Wasilla High School, the alma mater of Sarah and Todd Palin, the school that Bristol was attending when she got knocked up, and the school that the younger Palin’s presumably still attend if they’re not being home schooled or some such nonsense, recently put up a new statue on
their front lawn.
The artists, Jim Dault and Shala Dobson, say it isn’t actually meant to look like a vagina. “Emerging from the powerful stone form are two warrior shields encircled by glowing feathers. The bronze shield has a hand impression showing good deeds. The aluminum shield has a flame symbol representing the spark of inspiration. The stone form represents the strong material from which a warrior is made,” is the description they gave of the piece, which is entitled “The Warrior Within.” Wasilla High’s sports teams are The Warriors.
Nonetheless, it looks like a vagina and all of the students saw that right away. At first the school covered the statue up but, I guess, they thought about it, figured they were stuck with it, might as well suck it up and pretend that all the snickerers are just immature and uncouth types who don’t understand art.
The problem is, it doesn’t actually look like “the spark of inspiration,” whatever that looks like. Like the front grille of the ill-fated Edsel or the floral paintings of Georgia O’Keeffe, it looks like a vagina.
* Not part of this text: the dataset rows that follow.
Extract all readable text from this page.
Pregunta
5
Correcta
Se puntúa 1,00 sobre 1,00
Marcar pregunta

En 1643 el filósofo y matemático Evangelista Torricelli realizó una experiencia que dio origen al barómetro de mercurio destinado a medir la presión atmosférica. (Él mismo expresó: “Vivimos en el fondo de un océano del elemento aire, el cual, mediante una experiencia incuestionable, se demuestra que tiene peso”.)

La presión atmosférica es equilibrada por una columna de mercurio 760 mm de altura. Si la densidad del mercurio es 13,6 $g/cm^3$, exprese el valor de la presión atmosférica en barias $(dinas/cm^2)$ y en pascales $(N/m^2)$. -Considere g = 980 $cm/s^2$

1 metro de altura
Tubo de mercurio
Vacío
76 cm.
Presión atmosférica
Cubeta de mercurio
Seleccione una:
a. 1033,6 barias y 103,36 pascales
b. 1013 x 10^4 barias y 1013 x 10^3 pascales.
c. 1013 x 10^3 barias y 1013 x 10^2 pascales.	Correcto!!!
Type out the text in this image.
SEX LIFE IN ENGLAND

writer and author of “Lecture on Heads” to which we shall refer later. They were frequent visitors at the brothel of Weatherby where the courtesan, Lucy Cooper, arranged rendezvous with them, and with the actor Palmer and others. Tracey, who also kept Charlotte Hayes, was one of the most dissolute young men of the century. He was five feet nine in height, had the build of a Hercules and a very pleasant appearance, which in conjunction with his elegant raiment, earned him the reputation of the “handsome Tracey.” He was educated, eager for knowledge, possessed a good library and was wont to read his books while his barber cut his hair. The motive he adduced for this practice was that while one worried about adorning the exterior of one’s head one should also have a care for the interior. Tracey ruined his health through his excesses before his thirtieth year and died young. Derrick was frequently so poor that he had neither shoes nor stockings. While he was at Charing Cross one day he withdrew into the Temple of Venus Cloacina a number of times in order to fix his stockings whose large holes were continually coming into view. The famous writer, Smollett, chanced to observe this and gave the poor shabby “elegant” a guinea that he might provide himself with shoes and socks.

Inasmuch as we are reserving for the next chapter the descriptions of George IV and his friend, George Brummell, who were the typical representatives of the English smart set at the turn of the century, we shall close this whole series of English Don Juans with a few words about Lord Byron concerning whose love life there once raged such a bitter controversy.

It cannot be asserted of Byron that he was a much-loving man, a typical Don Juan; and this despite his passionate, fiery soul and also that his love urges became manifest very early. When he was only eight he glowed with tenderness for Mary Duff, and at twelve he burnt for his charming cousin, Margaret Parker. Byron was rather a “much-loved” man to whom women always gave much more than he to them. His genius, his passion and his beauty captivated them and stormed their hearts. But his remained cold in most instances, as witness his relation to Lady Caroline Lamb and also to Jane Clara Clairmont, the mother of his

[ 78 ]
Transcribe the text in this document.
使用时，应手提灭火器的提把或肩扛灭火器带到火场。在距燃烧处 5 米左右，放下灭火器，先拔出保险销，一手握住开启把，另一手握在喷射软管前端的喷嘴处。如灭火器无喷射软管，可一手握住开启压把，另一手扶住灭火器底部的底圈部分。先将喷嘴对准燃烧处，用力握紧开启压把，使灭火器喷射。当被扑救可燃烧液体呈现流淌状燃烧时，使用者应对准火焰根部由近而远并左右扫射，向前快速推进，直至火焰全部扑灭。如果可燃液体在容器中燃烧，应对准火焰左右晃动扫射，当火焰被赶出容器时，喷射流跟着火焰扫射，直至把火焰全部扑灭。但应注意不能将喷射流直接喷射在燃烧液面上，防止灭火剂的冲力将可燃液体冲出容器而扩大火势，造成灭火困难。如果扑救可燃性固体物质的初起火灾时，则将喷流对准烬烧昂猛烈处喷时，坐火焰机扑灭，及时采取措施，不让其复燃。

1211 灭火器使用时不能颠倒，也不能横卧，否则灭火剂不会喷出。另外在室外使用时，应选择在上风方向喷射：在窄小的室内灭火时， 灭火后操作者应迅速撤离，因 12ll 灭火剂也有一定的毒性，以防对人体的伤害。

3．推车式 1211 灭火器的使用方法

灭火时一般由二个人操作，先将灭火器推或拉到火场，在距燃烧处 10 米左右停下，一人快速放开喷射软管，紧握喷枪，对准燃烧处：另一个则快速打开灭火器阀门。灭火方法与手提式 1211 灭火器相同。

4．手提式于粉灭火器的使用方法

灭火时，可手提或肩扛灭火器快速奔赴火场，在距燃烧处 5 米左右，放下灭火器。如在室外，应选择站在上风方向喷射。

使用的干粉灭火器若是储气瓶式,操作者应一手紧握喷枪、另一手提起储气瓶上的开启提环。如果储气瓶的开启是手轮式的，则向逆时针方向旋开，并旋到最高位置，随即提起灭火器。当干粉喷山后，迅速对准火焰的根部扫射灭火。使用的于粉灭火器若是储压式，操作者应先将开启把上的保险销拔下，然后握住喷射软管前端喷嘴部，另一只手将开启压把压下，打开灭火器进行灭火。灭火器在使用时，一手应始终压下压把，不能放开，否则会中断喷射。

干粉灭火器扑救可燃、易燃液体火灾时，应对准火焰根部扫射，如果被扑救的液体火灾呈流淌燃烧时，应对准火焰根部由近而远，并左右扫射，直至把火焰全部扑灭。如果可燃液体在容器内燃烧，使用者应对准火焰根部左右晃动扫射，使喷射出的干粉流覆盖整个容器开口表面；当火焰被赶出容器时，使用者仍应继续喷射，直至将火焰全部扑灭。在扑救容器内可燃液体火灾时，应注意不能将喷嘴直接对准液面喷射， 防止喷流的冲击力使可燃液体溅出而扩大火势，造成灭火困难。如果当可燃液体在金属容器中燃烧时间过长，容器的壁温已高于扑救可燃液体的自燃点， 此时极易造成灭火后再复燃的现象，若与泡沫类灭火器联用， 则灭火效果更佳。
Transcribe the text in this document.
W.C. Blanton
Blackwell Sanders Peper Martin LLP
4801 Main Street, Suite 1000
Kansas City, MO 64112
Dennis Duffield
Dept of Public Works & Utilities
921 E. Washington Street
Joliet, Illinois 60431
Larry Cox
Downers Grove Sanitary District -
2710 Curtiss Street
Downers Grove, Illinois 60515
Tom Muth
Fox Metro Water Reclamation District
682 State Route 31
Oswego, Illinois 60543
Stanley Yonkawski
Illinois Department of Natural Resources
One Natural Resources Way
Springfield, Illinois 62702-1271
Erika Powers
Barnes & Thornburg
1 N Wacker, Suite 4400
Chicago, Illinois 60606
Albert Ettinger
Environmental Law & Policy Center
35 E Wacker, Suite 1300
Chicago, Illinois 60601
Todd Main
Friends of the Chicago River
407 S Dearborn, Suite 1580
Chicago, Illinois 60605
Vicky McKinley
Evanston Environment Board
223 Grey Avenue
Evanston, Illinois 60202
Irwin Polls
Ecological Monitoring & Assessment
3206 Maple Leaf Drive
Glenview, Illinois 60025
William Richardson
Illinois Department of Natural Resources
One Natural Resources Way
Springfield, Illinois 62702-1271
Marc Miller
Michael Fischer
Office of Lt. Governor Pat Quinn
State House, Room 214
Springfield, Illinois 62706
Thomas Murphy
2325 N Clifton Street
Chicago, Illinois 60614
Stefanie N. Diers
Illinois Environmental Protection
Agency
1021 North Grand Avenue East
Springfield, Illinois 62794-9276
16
In my opinion, the school administrators should not turn away from that and pretend it’s not so. They should embrace it. A vagina is a beautiful thing. 50% of all the people on Earth have one, and about 95% of the other 50% spend most of their time and effort trying to get into one. It is the portal through which we all entered this world, and the source of the greatest physical pleasure known to man. I guess, come to think of it, “spark of inspiration” does apply.
Georgia O’Keeffe always denied that she was painting vaginas, too, and perhaps she wasn’t, deliberately. They’re just flowers, she always said. Nonetheless, through the sensuality of the flowers, she expressed their sexual power, the nature of their nature, the eternal reproductive essence of their feminine force.
This statue does that as well. As long as you see it as a vagina.